Peter O’Brian incarne John Rambu (!) dans The Intruder.

Peter O’Brian toujours, cette fois-ci dans une surprenante version résille de Cobra !

Serdar, le Stallone turc, dans le Rambo 2 turc.

Paolo Tocha alias Bruce Stallion dans L'Empire des ninjas.

Valentin Trujillo, le Sylvester Stallone mexicain.

Parfois, les sosies sont simplement employés pour incarner des personnages historiques décédés, ou des figures politiques qu'il serait impossible d'embaucher. Cet emploi plus légitime n'en constitue pas moins un savoureux vivier de sosies nanars. Les amateurs d'Histoire pourront notamment apprécier toutes les figures historiques vues dans les nanars propagandistes soviétiques de Mikhaïl Tchiaourelli comme La Chute de Berlin (1949), Le Serment (1946) ou L'Inoubliable année 1919 (1951).


Le comédien Mikheïl Gelovani dans le rôle de Staline...


...et V. Savelyev dans celui d'Hitler, tous les deux dans La Chute de Berlin.

Le fourbe Nikolaï Boukharine...


...le Général allemand Friedrich Paulus...

...et un autre Hitler bien gratiné dans Le serment (1946).


Winston Churchill...

...David Loyd George...


...Woodrow Wilson...


...et George Clémenceau, méchants nanars dans L'inoubliable année 1919 (1951).

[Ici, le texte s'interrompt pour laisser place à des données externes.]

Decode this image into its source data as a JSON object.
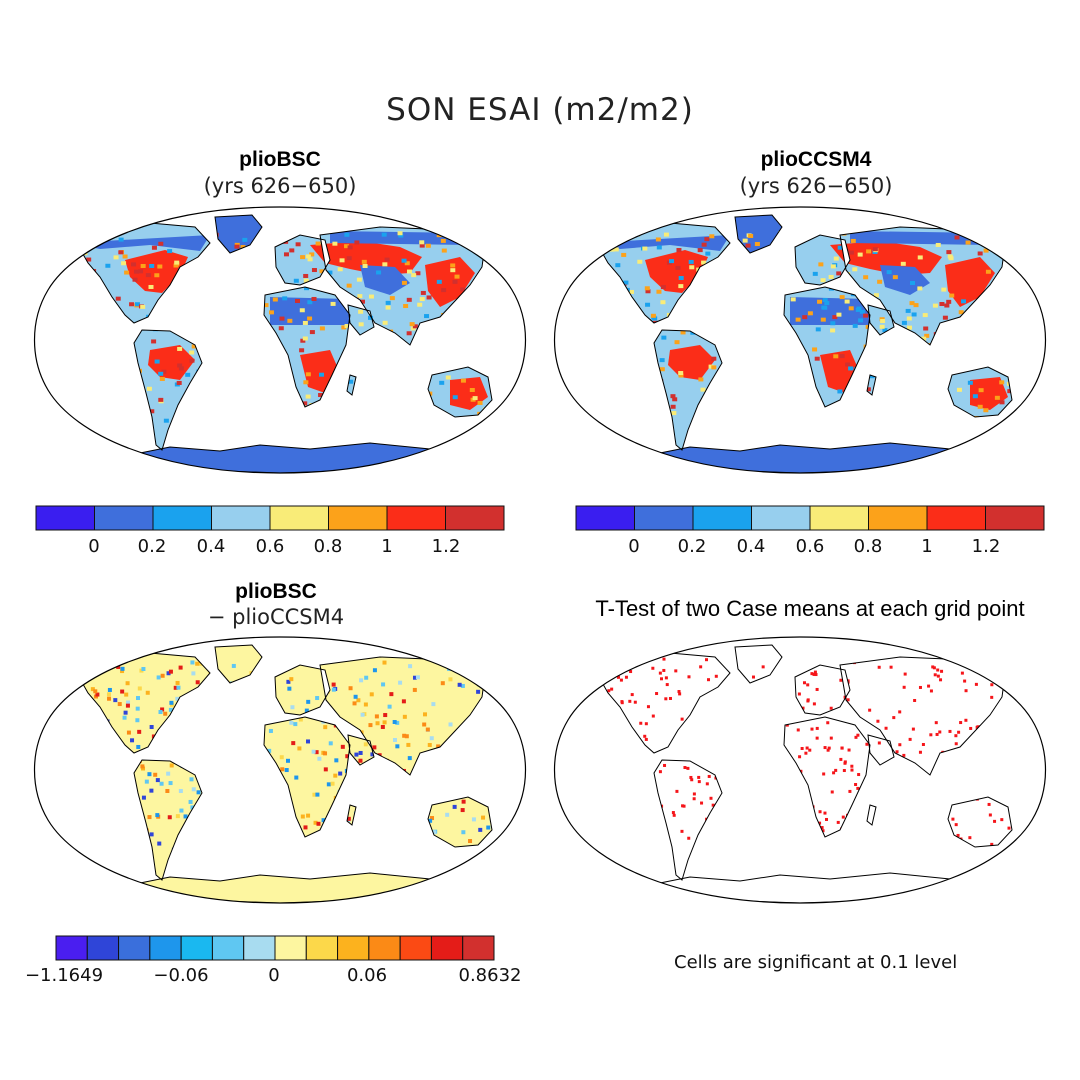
{
  "main_title": "SON ESAI (m2/m2)",
  "panels": [
    {
      "title": "plioBSC",
      "subtitle": "(yrs 626−650)"
    },
    {
      "title": "plioCCSM4",
      "subtitle": "(yrs 626−650)"
    },
    {
      "title": "plioBSC",
      "subtitle": "− plioCCSM4"
    },
    {
      "title": "T-Test of two Case means at each grid point",
      "subtitle": ""
    }
  ],
  "colorbar_top": {
    "colors": [
      "#3a1ef0",
      "#3f6fdc",
      "#1aa2ee",
      "#97cfee",
      "#f9ec78",
      "#fca21a",
      "#fb2d18",
      "#d2302e"
    ],
    "tick_labels": [
      "0",
      "0.2",
      "0.4",
      "0.6",
      "0.8",
      "1",
      "1.2"
    ]
  },
  "colorbar_diff": {
    "colors": [
      "#4a1ef0",
      "#2f45d8",
      "#3a6fdc",
      "#1e96ec",
      "#1ab8f0",
      "#5fc7f2",
      "#a8dcf0",
      "#fdf6a0",
      "#fcd84a",
      "#fcb21e",
      "#fb8a16",
      "#fb4a14",
      "#e41c18",
      "#d2302e"
    ],
    "tick_labels": [
      "−1.1649",
      "−0.06",
      "0",
      "0.06",
      "0.8632"
    ]
  },
  "significance_note": "Cells are significant at 0.1 level"
}
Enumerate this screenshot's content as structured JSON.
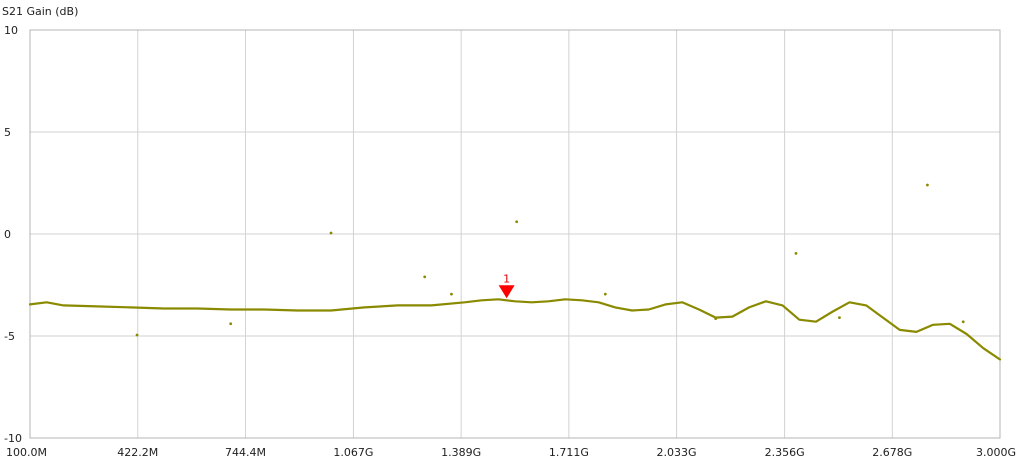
{
  "chart_data": {
    "type": "line",
    "ylabel": "S21 Gain (dB)",
    "ylim": [
      -10,
      10
    ],
    "xlim": [
      100000000,
      3000000000
    ],
    "y_ticks": [
      {
        "value": 10,
        "label": "10"
      },
      {
        "value": 5,
        "label": "5"
      },
      {
        "value": 0,
        "label": "0"
      },
      {
        "value": -5,
        "label": "-5"
      },
      {
        "value": -10,
        "label": "-10"
      }
    ],
    "x_ticks": [
      {
        "value": 100000000,
        "label": "100.0M"
      },
      {
        "value": 422200000,
        "label": "422.2M"
      },
      {
        "value": 744400000,
        "label": "744.4M"
      },
      {
        "value": 1067000000,
        "label": "1.067G"
      },
      {
        "value": 1389000000,
        "label": "1.389G"
      },
      {
        "value": 1711000000,
        "label": "1.711G"
      },
      {
        "value": 2033000000,
        "label": "2.033G"
      },
      {
        "value": 2356000000,
        "label": "2.356G"
      },
      {
        "value": 2678000000,
        "label": "2.678G"
      },
      {
        "value": 3000000000,
        "label": "3.000G"
      }
    ],
    "grid": true,
    "series": [
      {
        "color": "#8a8a00",
        "x": [
          100000000,
          150000000,
          200000000,
          300000000,
          400000000,
          500000000,
          600000000,
          700000000,
          800000000,
          900000000,
          1000000000,
          1100000000,
          1200000000,
          1300000000,
          1400000000,
          1450000000,
          1500000000,
          1550000000,
          1600000000,
          1650000000,
          1700000000,
          1750000000,
          1800000000,
          1850000000,
          1900000000,
          1950000000,
          2000000000,
          2050000000,
          2100000000,
          2150000000,
          2200000000,
          2250000000,
          2300000000,
          2350000000,
          2400000000,
          2450000000,
          2500000000,
          2550000000,
          2600000000,
          2650000000,
          2700000000,
          2750000000,
          2800000000,
          2850000000,
          2900000000,
          2950000000,
          3000000000
        ],
        "y": [
          -3.45,
          -3.35,
          -3.5,
          -3.55,
          -3.6,
          -3.65,
          -3.65,
          -3.7,
          -3.7,
          -3.75,
          -3.75,
          -3.6,
          -3.5,
          -3.5,
          -3.35,
          -3.25,
          -3.2,
          -3.3,
          -3.35,
          -3.3,
          -3.2,
          -3.25,
          -3.35,
          -3.6,
          -3.75,
          -3.7,
          -3.45,
          -3.35,
          -3.7,
          -4.1,
          -4.05,
          -3.6,
          -3.3,
          -3.5,
          -4.2,
          -4.3,
          -3.8,
          -3.35,
          -3.5,
          -4.1,
          -4.7,
          -4.8,
          -4.45,
          -4.4,
          -4.9,
          -5.6,
          -6.15
        ]
      }
    ],
    "outliers": [
      {
        "x": 420000000,
        "y": -4.95
      },
      {
        "x": 700000000,
        "y": -4.4
      },
      {
        "x": 1000000000,
        "y": 0.05
      },
      {
        "x": 1280000000,
        "y": -2.1
      },
      {
        "x": 1360000000,
        "y": -2.95
      },
      {
        "x": 1555000000,
        "y": 0.6
      },
      {
        "x": 1820000000,
        "y": -2.95
      },
      {
        "x": 2150000000,
        "y": -4.15
      },
      {
        "x": 2390000000,
        "y": -0.95
      },
      {
        "x": 2520000000,
        "y": -4.1
      },
      {
        "x": 2783000000,
        "y": 2.4
      },
      {
        "x": 2890000000,
        "y": -4.3
      }
    ],
    "marker": {
      "label": "1",
      "x": 1525000000,
      "y": -3.2
    }
  }
}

Ces dernières années, on a ainsi vu un lookalike de Sarkozy cabotinant comme un fou dans le film de monstre géant japonais Monster X Strikes Back: attack of the G8 Summit (2008), et un sosie de Donald Trump dans le toxique Donald Trump, The Chosen (2020).



Le Président français "Escargot Sorkozy", dans le film de monstre géant japonais Monster X Strikes Back: Attack of the G8 Summit. Vous pouvez l'admirer en action dans notre rubrique vidéo (extrait 1, extrait 2 et extrait 3).


Donald Trump, The Chosen.

Alors qu'on pensait naïvement que le phénomène des sosies opportunistes avait plus ou moins disparu, on a vu apparaître en 2017 un certain Robert Kovacs alias Robert Bronzi, improbable clone hongrois de Charles Bronson, qui s'est dès lors mis à enquiller les direct-to-video cheapos comme Death Kiss (2018, reboot officieux de Death Wish / Un justicier dans la ville qu’un critique américain qualifiera de « meilleur film jamais tourné par la Cannon ») ou Escape from Death Block 13 (2021).. Voir remis au goût du jour ce genre de pratique – alors que Charles Bronson est décédé en 2003, et que le deepfake et le Facial motion capture se sont banalisés – c’est véritablement assister au retour d’un margoulinage d’une autre époque.


Robert Bronzi dans Escape from Death Block 13 (2021).